Window on Eurasia: Moscow Publishes Tsarist Émigré Letter Denouncing Western Criticism of Putin on Ukraine

Paul Goble


            Staunton, December 28 – Three days ago, “Rossiiskaya gazeta” published in full a letter that has been circulating in the internet for some weeks from more than 100 descendants of the first Russian emigration denouncing Western governments for their criticism of Vladimir Putin and Russian policy in Ukraine (


            The authors say that the West suffers from double standards as far as Russia is concerned and asks “where are European values?”  “Russia,” it continues, is accused of all possible crimes and without evidence it is a priori declared guilty,” while at the same time, other countries are given a pass for their violations of human rights.


            The authors declare that “we do not in any way separate ourselves from the defense of those values our ancestors, who were condemned to exile after the 1917 revolution, trained us in … but this does not mean that we can sit still given the daily slander of contemporary Russia, its leadership and its president.”
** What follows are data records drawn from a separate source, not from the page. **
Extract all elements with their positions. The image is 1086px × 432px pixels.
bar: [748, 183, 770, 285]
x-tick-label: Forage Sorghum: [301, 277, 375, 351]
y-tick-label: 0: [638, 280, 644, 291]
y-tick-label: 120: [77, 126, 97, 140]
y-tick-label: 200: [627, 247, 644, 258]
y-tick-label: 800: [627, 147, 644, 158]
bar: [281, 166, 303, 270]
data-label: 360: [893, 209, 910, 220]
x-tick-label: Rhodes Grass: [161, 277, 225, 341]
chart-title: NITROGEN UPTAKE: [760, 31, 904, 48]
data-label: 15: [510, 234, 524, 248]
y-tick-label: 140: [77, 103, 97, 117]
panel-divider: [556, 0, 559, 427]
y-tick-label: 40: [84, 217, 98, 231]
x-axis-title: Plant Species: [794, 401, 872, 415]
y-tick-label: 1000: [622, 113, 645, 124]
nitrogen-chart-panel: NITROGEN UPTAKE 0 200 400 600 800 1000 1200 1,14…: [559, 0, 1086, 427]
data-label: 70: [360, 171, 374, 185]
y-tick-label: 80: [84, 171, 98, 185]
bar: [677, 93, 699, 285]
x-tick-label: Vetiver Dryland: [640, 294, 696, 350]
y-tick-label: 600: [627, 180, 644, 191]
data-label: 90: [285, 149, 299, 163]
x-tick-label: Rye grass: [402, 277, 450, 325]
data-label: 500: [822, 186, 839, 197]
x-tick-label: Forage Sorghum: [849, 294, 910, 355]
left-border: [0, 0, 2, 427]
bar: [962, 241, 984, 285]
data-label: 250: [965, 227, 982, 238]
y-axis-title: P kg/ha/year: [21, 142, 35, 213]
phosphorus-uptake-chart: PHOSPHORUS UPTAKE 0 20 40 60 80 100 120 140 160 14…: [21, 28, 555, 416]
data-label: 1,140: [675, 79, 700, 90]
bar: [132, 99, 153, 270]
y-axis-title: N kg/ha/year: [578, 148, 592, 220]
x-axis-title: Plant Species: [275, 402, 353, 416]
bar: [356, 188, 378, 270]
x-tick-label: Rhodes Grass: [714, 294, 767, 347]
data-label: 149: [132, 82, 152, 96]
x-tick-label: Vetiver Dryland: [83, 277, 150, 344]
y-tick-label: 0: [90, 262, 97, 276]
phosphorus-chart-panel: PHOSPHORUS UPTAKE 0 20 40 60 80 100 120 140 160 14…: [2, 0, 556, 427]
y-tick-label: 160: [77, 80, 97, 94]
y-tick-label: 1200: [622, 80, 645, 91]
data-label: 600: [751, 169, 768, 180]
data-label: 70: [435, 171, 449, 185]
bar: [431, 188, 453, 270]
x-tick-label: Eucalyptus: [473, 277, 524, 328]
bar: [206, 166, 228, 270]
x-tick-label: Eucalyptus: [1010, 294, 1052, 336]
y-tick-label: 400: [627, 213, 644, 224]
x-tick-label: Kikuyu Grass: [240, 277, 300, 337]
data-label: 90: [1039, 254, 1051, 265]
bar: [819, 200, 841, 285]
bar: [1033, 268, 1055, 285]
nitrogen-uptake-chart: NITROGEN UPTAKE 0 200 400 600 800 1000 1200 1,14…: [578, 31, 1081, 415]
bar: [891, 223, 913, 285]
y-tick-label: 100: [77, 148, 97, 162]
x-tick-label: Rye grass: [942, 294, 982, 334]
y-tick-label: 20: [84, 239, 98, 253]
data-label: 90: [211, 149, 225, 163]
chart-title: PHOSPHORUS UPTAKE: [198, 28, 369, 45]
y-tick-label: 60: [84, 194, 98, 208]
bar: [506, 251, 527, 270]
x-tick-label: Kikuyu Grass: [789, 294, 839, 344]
            The attacks on Russia at a time when the crimes of Ukrainian officials are ignored are, in the words of the letter, “self-destructive for European countries.”


            Moscow has often sought to get one or more émigré to speak out in support of Russian policy both because this reinforces Putin’s notion of a seamless “Russian world” and because these people are citizens of other countries and thus in a position to bring pressure to bear on them. But this letter stands out because it is signed by so many.


            In a discussion of this letter today, Natalya Kanevskaya and Dmitry Volchek of RFE/RL ask whether it contents represent “solidarity with the Motherland” or “solidarity with the KGB” and interviews the author of the letter, Prince Dmitry Shakhovskoy and several of the signatories (


            The number of signatories is impressive, but as Kanevskaya and Volchek point out, far from all Russian emigres and children of same agree with it.  Aleksander von Hahn (Gan) the grandson of a close associate of Admiral Kolchak’s regime in Siberia during the Civil War, is among those. Gan has prepared a letter also in the name of those who left Russia after 1917.


            “Yet another year is approaching which we have spent beyond the borders of Russia,” von Hahn’s letter reads in part. “This was not our choice. It was made for us by those who for almost a century have ruled Russia.  KGB Colonel Putin continues the policy of the systematic destruction of Russia.”


            “To force Russian people to kill one another is the goal of the current ‘Kremlin dreamers,’” the letter continues. The Kremlin’s “nationalistic propaganda” is filling the minds of the population with “the poison of hatred, nationalism, anger, and suspiciousness.” And under the pretext of the “Russian world,” Moscow is setting everything best about Russia against Europe.


            And von Hahn’s letter concludes: “Just like 70 years ago during war communism, Moscow is threatening the world with total destruction. We declare decisively and with complete certainty that these plans are condemned to failure.”